So wirkte Leo gar nicht auf mich. Er war bisher immer sehr nett und hilfsbereit. Klar, er war bei der Mafia, aber da sollte ihn doch sowas mit seinen Mitschülern kalt lassen.

"Dennoch gibt es einen Unterschied, fängt Leo die Schlägereien an oder wird er mit reingezogen?", wollte ich wissen, da dies meiner Meinung nach schon viel ausmachte.

"Er fängt sie an.", entgegnete sie direkt. Alles klar, also wussten wir auch, auf welcher Seite sie stand. Definitiv nicht auf Leos. Kein Wunder, dass Leo so genervt war. Bei der Lehrerin wäre ich nicht anders gewesen.

Ich seufzte: "So wie ich Leo kenne, macht er das nicht ohne Grund. Haben Sie ihn denn bisher immer nur angemeckert oder auch mal versucht mit ihm darüber zu sprechen?" Nichts, keine Antwort von ihr, nur ein Zurechtrücken ihrer Brille und ein Räuspern.

"Na sehen Sie, da haben wir doch schon mal ein Problem gefunden. Wenn Sie Leo immer nur anmeckern, ist doch klar, dass man ihm nicht helfen kann. Sie müssen auch mit ihm reden.", meinte ich und sah sie vorwurfsvoll an.

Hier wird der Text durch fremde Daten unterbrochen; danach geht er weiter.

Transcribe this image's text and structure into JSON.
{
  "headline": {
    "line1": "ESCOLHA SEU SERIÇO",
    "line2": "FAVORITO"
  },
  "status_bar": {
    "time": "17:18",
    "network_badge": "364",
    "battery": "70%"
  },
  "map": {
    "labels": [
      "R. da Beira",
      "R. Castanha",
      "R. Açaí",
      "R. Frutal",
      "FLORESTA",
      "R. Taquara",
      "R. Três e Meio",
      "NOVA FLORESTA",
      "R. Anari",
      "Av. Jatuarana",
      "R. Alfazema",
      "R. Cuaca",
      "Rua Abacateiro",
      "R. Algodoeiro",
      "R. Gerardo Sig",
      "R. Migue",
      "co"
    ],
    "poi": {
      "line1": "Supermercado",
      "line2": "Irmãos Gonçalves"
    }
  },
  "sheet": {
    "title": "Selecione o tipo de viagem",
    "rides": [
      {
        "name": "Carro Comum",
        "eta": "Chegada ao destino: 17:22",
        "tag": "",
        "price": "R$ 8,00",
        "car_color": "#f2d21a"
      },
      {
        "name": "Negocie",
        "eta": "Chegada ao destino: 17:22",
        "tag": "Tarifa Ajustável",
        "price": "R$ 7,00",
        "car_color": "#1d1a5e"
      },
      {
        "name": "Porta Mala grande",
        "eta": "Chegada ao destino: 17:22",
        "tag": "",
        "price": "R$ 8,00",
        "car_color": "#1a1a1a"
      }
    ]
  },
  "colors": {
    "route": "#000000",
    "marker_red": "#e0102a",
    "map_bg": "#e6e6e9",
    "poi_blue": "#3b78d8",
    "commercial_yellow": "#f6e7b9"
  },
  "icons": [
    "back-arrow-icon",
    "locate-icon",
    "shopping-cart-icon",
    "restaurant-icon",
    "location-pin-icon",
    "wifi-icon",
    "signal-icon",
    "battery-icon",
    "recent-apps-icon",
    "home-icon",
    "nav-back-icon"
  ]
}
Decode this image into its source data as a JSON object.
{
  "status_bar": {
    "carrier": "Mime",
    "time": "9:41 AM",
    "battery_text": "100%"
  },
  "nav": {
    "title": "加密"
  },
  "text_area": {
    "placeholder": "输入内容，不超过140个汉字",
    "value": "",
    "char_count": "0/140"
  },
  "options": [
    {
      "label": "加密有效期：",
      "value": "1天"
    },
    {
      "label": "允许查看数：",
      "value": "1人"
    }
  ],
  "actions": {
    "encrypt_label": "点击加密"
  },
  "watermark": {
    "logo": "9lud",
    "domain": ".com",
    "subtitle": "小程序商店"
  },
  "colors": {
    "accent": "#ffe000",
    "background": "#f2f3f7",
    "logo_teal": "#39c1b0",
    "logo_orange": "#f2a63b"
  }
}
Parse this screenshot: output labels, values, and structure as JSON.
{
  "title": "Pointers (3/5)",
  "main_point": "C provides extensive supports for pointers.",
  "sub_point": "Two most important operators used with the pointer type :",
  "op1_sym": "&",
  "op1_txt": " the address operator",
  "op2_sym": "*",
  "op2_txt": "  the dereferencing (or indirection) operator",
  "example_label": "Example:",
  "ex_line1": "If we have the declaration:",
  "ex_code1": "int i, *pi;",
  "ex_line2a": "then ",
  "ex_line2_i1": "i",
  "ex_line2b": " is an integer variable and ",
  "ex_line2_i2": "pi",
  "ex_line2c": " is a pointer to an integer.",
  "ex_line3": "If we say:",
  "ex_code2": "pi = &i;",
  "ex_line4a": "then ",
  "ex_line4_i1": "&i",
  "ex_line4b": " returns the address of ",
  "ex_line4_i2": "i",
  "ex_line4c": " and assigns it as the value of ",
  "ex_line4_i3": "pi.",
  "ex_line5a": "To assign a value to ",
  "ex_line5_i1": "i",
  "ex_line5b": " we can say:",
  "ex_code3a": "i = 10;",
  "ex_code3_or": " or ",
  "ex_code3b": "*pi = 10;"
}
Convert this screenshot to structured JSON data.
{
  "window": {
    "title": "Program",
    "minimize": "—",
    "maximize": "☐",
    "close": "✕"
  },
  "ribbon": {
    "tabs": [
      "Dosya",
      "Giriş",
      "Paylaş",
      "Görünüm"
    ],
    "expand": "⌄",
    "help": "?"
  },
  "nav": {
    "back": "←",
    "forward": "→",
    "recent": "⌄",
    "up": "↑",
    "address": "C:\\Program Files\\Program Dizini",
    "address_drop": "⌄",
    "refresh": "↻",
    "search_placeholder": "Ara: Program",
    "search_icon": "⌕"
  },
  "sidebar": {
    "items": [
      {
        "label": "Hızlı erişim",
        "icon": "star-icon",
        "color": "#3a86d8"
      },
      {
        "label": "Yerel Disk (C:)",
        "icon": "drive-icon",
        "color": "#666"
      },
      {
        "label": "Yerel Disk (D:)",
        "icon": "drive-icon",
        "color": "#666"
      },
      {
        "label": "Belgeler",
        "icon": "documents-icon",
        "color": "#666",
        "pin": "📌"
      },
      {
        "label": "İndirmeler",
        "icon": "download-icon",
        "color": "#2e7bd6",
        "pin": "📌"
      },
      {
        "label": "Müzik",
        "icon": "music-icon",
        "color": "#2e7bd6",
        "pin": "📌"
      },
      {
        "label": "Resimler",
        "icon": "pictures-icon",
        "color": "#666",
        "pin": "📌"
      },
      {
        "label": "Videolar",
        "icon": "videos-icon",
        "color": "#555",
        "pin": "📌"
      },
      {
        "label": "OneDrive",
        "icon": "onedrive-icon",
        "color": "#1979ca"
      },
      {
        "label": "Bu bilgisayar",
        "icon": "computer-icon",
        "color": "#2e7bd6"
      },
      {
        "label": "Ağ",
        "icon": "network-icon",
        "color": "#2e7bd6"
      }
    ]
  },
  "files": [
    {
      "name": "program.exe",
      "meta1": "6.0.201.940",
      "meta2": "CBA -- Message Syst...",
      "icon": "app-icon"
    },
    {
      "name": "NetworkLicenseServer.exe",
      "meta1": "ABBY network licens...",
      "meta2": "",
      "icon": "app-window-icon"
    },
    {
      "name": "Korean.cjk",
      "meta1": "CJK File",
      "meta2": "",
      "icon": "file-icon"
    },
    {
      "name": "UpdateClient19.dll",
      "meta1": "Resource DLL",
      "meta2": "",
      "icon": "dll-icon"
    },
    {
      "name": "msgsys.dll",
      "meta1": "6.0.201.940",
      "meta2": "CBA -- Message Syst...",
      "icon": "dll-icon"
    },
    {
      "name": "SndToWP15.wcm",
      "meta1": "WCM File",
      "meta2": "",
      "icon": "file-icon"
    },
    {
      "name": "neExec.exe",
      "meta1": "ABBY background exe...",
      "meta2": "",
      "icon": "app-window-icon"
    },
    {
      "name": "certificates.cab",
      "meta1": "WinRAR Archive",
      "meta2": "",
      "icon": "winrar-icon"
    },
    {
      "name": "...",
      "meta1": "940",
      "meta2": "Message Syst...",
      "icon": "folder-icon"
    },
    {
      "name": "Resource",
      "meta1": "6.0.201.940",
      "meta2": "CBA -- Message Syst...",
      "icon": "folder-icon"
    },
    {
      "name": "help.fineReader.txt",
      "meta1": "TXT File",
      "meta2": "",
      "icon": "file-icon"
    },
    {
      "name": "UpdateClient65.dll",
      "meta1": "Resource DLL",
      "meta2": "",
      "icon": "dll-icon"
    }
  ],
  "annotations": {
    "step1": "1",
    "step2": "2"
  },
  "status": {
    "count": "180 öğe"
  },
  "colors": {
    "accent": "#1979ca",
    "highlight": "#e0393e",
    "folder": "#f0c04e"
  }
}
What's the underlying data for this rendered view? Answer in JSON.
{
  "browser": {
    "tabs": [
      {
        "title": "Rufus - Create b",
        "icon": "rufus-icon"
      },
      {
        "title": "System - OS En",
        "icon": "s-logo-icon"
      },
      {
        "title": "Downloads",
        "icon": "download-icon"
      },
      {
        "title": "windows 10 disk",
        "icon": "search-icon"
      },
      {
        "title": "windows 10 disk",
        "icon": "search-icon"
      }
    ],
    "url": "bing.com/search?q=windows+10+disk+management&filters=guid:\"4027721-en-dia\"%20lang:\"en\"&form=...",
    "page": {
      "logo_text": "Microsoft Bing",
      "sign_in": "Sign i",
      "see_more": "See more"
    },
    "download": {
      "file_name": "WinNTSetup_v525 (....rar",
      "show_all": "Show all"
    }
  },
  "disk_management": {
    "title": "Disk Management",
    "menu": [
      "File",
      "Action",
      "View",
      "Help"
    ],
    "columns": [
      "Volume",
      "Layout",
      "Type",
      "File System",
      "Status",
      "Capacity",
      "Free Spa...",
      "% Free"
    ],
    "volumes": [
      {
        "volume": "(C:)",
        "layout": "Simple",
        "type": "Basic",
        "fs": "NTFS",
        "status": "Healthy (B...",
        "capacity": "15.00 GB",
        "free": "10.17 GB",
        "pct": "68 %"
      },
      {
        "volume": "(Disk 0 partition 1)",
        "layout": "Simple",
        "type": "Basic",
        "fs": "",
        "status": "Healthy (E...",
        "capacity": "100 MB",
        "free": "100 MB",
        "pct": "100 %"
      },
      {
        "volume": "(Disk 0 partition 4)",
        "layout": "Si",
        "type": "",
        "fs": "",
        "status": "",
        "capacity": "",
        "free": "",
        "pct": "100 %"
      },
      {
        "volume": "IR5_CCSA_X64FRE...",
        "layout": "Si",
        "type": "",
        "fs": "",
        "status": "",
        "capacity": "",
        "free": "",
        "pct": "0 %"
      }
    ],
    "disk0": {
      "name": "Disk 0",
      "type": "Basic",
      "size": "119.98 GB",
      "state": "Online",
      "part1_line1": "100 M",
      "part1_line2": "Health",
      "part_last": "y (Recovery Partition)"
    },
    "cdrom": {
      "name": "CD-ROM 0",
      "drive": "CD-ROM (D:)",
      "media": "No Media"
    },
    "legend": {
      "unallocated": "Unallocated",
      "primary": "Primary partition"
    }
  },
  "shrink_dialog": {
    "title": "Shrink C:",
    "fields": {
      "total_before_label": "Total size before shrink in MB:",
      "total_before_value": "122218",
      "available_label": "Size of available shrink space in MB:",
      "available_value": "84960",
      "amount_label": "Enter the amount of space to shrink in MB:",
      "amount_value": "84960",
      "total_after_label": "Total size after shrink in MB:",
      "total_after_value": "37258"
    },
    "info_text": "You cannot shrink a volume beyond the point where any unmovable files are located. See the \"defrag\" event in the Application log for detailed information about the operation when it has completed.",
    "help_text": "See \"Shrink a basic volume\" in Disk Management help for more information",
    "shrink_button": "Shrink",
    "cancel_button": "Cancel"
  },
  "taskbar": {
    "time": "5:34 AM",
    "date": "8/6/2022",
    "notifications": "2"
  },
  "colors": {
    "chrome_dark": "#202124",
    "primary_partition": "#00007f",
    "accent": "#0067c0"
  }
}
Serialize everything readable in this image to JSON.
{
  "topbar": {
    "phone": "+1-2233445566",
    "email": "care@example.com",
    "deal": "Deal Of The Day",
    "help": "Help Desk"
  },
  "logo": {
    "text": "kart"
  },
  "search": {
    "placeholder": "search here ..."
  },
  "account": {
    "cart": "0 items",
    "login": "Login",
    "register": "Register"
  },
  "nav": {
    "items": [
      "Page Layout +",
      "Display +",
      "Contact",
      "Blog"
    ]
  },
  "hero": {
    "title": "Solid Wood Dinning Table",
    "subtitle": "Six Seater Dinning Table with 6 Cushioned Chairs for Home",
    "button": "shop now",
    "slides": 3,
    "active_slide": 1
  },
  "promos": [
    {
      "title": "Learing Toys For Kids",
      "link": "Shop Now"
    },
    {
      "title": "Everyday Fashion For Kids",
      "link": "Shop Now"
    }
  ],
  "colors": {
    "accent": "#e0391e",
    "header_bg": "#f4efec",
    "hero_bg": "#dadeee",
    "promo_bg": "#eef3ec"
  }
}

"Es gibt so viele Schüler an dieser Schule, ich kann mich ja schlecht um alle kümmern.", versuchte sie mir weis zu machen. War das ihre Ausrede? Da wäre ja sogar mir eine bessere eingefallen.

"Aber Leo scheint ja offenbar ein Kind zu sein, was öfters Probleme macht. Er fällt auf und keiner unternimmt etwas? Jämmerlich.", sagte ich so hochnäsig wie eigentlich nur möglich und fand mein Verhalten selbst ekelhaft. Ich hasste es, wenn sich Menschen als etwas besseres darstellten.

Zum Glück bin ich aber Vertrauensschülerin an meiner alten High School gewesen. Genau bei solchen Gesprächen war ich damals auch dabei, daher wusste ich, wie sich sowohl die Lehrer als auch die Eltern verhielten. Die Lehrer waren am Anfang eigentlich immer nett, aber sobald die Eltern Kontra gaben, waren sie unfreundlich. Und die Eltern taten alles, damit ihr Kind sicher aus der Situation raus kam.

"Wie wäre es, wenn wir Leo nochmal zu dem Gespräch dazu holen, Mrs. Humphrey?", fragte ich sie direkt heraus, damit wir das klären konnten. "Na meinetwegen.", gab sie etwas pampig von sich, lehnte sich auf ihrem Stuhl zurück und kreuzte die Arme vor ihrer Brust.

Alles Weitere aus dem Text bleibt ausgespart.